Net revenues for the full year totaled $32.3 billion, up 11% from $29.1 billion. Revenues increased 13% on a 52-week basis.
Fourth-quarter earnings were $878.3 million, or 76¢ per share, down 50% from $1.7 billion, or $1.49, in the comparable period. Total revenues for the quarter increased 3.3% to $8.4 billion from $8.1 billion. Revenues were up 11% on a 13-week basis.
Global comparable store sales advanced 8% for the full year and 7% for the quarter. North America comparable store sales increased 12% for the full year and 11% for the quarter. International comparable store sales decreased 9% for the year and 5% for the quarter. China comparable store sales declined 24% for the year and 16% for the quarter due to government lockdowns related to COVID-19.
“Our performance supports our confidence in the ambitious growth agenda we announced in September, in which we will be adding roughly eight new stores per day, delivering best-in-class returns around the world every day for the next three years, bringing us to nearly 45,000 stores globally by the end of fiscal 2025,” Mr. Schultz said.
Operating income for the Channel Development segment in the fourth quarter increased 11% to $244.6 million, with revenues up 10% to $483.7 million, driven by growth in the Global Coffee Alliance and global ready-to-drink businesses.
“Channel Development continued to play a vital role in differentiating, diversifying and amplifying our brand by creating customer occasions outside our stores,” said Rachel Ruggeri, chief financial officer. “As a result, Starbucks remains the market leader in both the total US at-home coffee and ready-to-drink categories.”

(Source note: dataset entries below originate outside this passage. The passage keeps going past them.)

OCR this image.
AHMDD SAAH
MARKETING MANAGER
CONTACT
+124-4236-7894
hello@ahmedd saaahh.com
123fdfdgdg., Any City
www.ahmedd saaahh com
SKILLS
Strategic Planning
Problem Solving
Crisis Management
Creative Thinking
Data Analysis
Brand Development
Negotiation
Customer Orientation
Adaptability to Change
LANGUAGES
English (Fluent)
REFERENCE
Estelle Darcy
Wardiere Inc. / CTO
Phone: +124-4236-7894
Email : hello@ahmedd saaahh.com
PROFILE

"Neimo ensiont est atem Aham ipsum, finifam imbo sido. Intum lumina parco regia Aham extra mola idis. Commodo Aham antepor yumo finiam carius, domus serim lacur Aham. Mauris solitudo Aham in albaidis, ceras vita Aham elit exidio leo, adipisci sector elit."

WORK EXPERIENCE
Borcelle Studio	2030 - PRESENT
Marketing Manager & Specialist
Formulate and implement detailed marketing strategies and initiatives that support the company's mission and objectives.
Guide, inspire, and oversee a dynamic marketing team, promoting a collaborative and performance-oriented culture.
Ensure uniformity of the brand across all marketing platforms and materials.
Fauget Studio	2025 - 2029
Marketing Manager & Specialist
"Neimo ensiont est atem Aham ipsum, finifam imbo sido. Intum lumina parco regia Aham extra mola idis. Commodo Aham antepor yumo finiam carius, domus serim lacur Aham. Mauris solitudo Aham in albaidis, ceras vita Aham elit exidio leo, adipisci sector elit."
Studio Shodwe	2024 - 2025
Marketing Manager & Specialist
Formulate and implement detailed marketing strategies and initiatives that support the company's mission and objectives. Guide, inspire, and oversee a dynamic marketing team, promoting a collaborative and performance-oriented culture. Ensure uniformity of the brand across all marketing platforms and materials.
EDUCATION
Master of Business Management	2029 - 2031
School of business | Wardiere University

Results in the fourth quarter demonstrate early success of Starbucks’ reinvention plan, outlined during the company’s recent investor day, Mr. Schultz said. For the year ahead, the company expects to achieve global and US comparable store sales growth in the range of 7% to 9% and to grow its global store count by approximately 7%, with more than 75% of the growth coming from outside the United States. Management also expects earnings per share growth to reach the high end of its 15%-to-20% range.
“With this powerful combination of global comp and store growth, coupled with our Channel Development performance, we expect our consolidated revenue growth to reach the range of 10% to 12% in fiscal year 2023 despite an approximately 3-percentage-point unfavorable impact expected from foreign currency translation,” Ms. Ruggeri said. “Within fiscal 2023, the unfavorable impact of foreign currency translation is expected to reach approximately 4 percentage points in the first half of the fiscal year, tempering to approximately 1 to 2 percentage points in the back half of the year.
“Despite the considerable pressure we now expect from foreign currency translation, which could abate, we remain confident in our revenue guidance range for the full year. We have a solid path to capture strong demand, maximize opportunities unlocked from our reinvention plan and deliver attractive revenue results.”Starbucks’ share price increased in after-hours trading, opening on Nov. 4 at $91.98, up 8.6% from its Nov. 3 close at $84.68.